News & Events

Dec. 17, 2020

Cholera outbreaks predicted using climate data and AI

Climate data taken from Earth orbiting satellites, combined with machine learning techniqu

Cholera is a waterborne disease caused by the ingestion of water or food contaminated with the bacterium Vibrio cholerae, which can be found in many coastal regions around the world, especially in densely populated tropical areas. The responsible pathogen generally lives under warm temperatures, moderate salinity and turbidity, and can be harboured by plankton and detritus in the water.

Number of cholera outbreaks

Global warming and an increase in extreme weather events are driving outbreaks of cholera – a disease that affects 1.3 to 4 million people each year worldwide and causes up to 143 000 fatalities. A new study shows how cholera outbreaks in coastal regions of India can be predicted with an 89% success rate, in the first demonstration of using sea surface salinity for forecasting cholera.

The research paper published in the International Journal of Environmental Research and Public Health focuses on predicting outbreaks of cholera around the northern Indian Ocean, where more than half of global cases of the disease were reported in the 2010-16 period.

The relationship between the environmental drivers of cholera incidence are complex, and vary seasonally, with different lagged effects, for example from the monsoon season. Machine learning algorithms can help to overcome these issues by learning to recognise patterns across large datasets in order to make testable predictions.

The study was led by Amy Campbell during a year-long graduate traineeship with the ESA Climate Office. Amy, along with her co-authors at the Plymouth Marine Laboratory (PML), used a machine learning algorithm popular in environmental science applications – the random forest classifier – which can recognise patterns across long datasets and make testable predictions.

The algorithm was trained on disease outbreaks reported in coastal districts in India between 2010 and 2018, and learned the relationships with six satellite-based climate records generated by ESA’s Climate Change Initiative (CCI) and are freely available via its Open Data Portal.

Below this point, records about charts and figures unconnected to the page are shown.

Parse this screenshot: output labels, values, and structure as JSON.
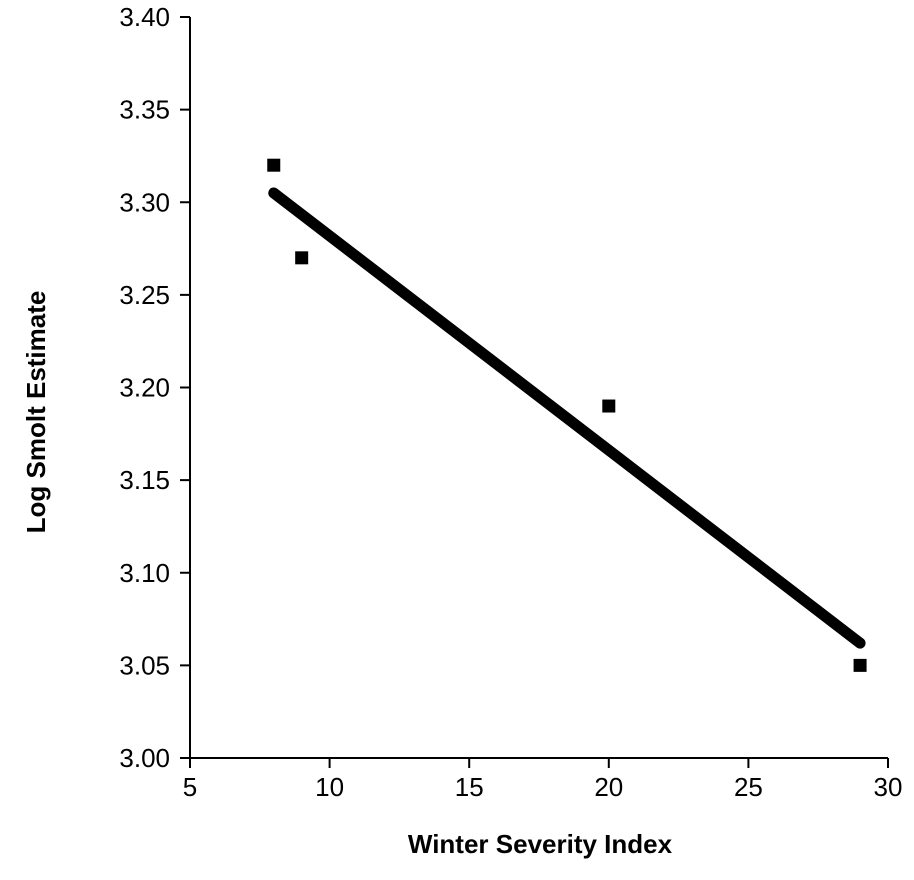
{
  "chart_data": {
    "type": "scatter",
    "title": "",
    "xlabel": "Winter Severity Index",
    "ylabel": "Log Smolt Estimate",
    "xlim": [
      5,
      30
    ],
    "ylim": [
      3.0,
      3.4
    ],
    "xticks": [
      5,
      10,
      15,
      20,
      25,
      30
    ],
    "yticks": [
      3.0,
      3.05,
      3.1,
      3.15,
      3.2,
      3.25,
      3.3,
      3.35,
      3.4
    ],
    "xtick_labels": [
      "5",
      "10",
      "15",
      "20",
      "25",
      "30"
    ],
    "ytick_labels": [
      "3.00",
      "3.05",
      "3.10",
      "3.15",
      "3.20",
      "3.25",
      "3.30",
      "3.35",
      "3.40"
    ],
    "grid": false,
    "legend": "none",
    "series": [
      {
        "type": "scatter",
        "marker": "square",
        "color": "#000000",
        "points": [
          {
            "x": 8,
            "y": 3.32
          },
          {
            "x": 9,
            "y": 3.27
          },
          {
            "x": 20,
            "y": 3.19
          },
          {
            "x": 29,
            "y": 3.05
          }
        ]
      },
      {
        "type": "line",
        "color": "#000000",
        "points": [
          {
            "x": 8,
            "y": 3.305
          },
          {
            "x": 29,
            "y": 3.062
          }
        ]
      }
    ]
  }
}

Performance metrics results

By including or removing environmental variables and sub-setting for different seasons, the algorithm identified key variables for predicting cholera outbreaks as land surface temperature, sea surface salinity, chlorophyll-a concentration and sea level difference from average (sea level anomaly).

Amy Campbell said, “The model showed promising results, and there’s a lot of scope for developing this work using different cholera surveillance datasets or in different locations. In our study, we tested different machine learning techniques and found the random forest classifier to be the best, but there are far more techniques that could be investigated.

“It would be interesting to test the impact of including socio-economic datasets; remote sensing data could be used to develop records to account for human factors that are important for cholera incidence, such as access to water resources.” 

The study and its new insights have contributed to the UKRI-NERC Pathways Of Dispersal for Cholera And Solution Tools (PODCAST) Project led by co-author Marie-Fanny Racault at PML, which is assessing the impact of climate warming and climate extremes on habitats suitable for Vibrio cholerae

The results from the study will be demonstrated at the UNFCCC’s COP26 meeting in 2021 via a web-based forecasting tool as part of the PODCAST-DEMO project. This is supported by the ESA-Future Earth joint programme and carried out in collaboration with Future Earth’s Health Knowledge-Action network.